Рискованные прелести портового города, уже напоенного ароматом арабских побережий, вызвали во мне желание чудес Северной Африки. Мы сели на ближайшее судно в Тунис, чтобы оттуда проникнуть дальше в глубь страны. Я увидел Сахару и нашел ее еще прекраснее и еще ужаснее, чем даже океан и глетчеры; никакая высокогорная панорама, никакое волнующееся море не имеют жуткого стихийного величия этой бесконечно раскинувшейся, бесформенной, безжизненной поверхности, этого иссушенного праландшафта и послепотопной идиллии смерти.
Мы посетили города-оазисы Бискру и Кайруан; мы вернулись в Тунис и задержались там. Я находил его даже прекрасным: я не мог оторваться.

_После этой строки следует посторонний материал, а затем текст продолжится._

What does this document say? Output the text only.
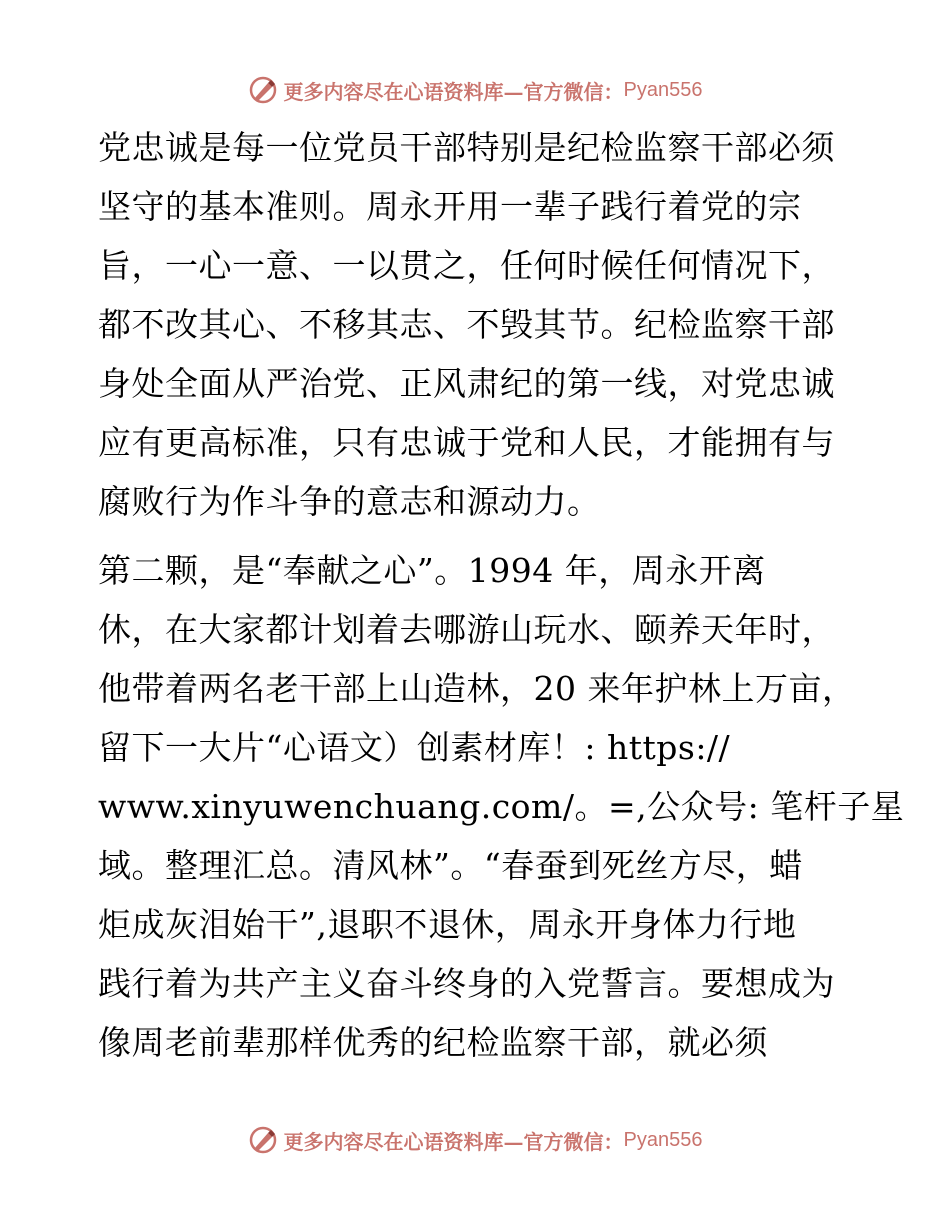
更多内容尽在心语资料库—官方微信： Pyan556
党忠诚是每一位党员干部特别是纪检监察干部必须
坚守的基本准则。周永开用一辈子践行着党的宗
旨，一心一意、一以贯之，任何时候任何情况下，
都不改其心、不移其志、不毁其节。纪检监察干部
身处全面从严治党、正风肃纪的第一线，对党忠诚
应有更高标准，只有忠诚于党和人民，才能拥有与
腐败行为作斗争的意志和源动力。
第二颗，是“奉献之心”。1994 年，周永开离
休，在大家都计划着去哪游山玩水、颐养天年时，
他带着两名老干部上山造林，20 来年护林上万亩，
留下一大片“心语文）创素材库！: https://
www.xinyuwenchuang.com/。=,公众号: 笔杆子星
域。整理汇总。清风林”。“春蚕到死丝方尽，蜡
炬成灰泪始干”,退职不退休，周永开身体力行地
践行着为共产主义奋斗终身的入党誓言。要想成为
像周老前辈那样优秀的纪检监察干部，就必须
更多内容尽在心语资料库—官方微信： Pyan556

Таким сильным, полным такого стойкого очарования было это первое впечатление, произведенное на меня миром Востока, что еще и поныне понятие экзотического и сказочного в моей фантазии почти равнозначно ландшафту и атмосфере северо-африканского побережья. Я вспоминаю слово «Тысяча-и-одна-ночь» — древнюю, магическую формулу заклинания, — и поднимается все, что тогда меня восхищало: мечети с их массивными и одновременно элегантными куполами; дикий нищенский танец темнокожих детей; угрожающий и тем не менее многообещающий взгляд, которым закутанные женщины, поверх своей черной чадры, испытывают чужого; глупо-гордо покачивающаяся поступь верблюдов — один из них вынес меня в пустыню столь величественно-качающейся походкой, что я чуть было не заболел морской болезнью; шумящая толпа в тенистых базарных закоулках, Souks [45], где пестрый хлам, кажется, взламывает пещерообразные тесные лавки и изливается в роскошной неразберихе на мостовую. Мне было забавно лакомиться подозрительной конфетой, щупать ядовито-зеленые сахарные палочки, жесткое миндальное печенье, шелковые ткани, выискивать себе из груды кожаных бумажников и башмаков самые красочные и изящные. С каким сладострастием вдыхал я тяжелые, сладкие запахи — мускус и розовое масло! А как потешны были бородатые продавцы со своим хриплым красноречием, своими заклинающими жестами, дервишеским воем своих проклятий и клятв! Они казались эдакими надувалами. Да, они здорово играли, сознательно или бессознательно, роль восточного торговца, до чьей пройдошливости не дорос даже черт, и все же бывали в конце всегда одураченными. Ибо я радовался их лукавой возне как водевильному акту, потягивая в свое удовольствие чашечку-другую густого ароматного напитка, называемого там турецким кофе, пока вдруг не замечал с веселым удивлением, что, к сожалению, вообще не прихватил с собой денег…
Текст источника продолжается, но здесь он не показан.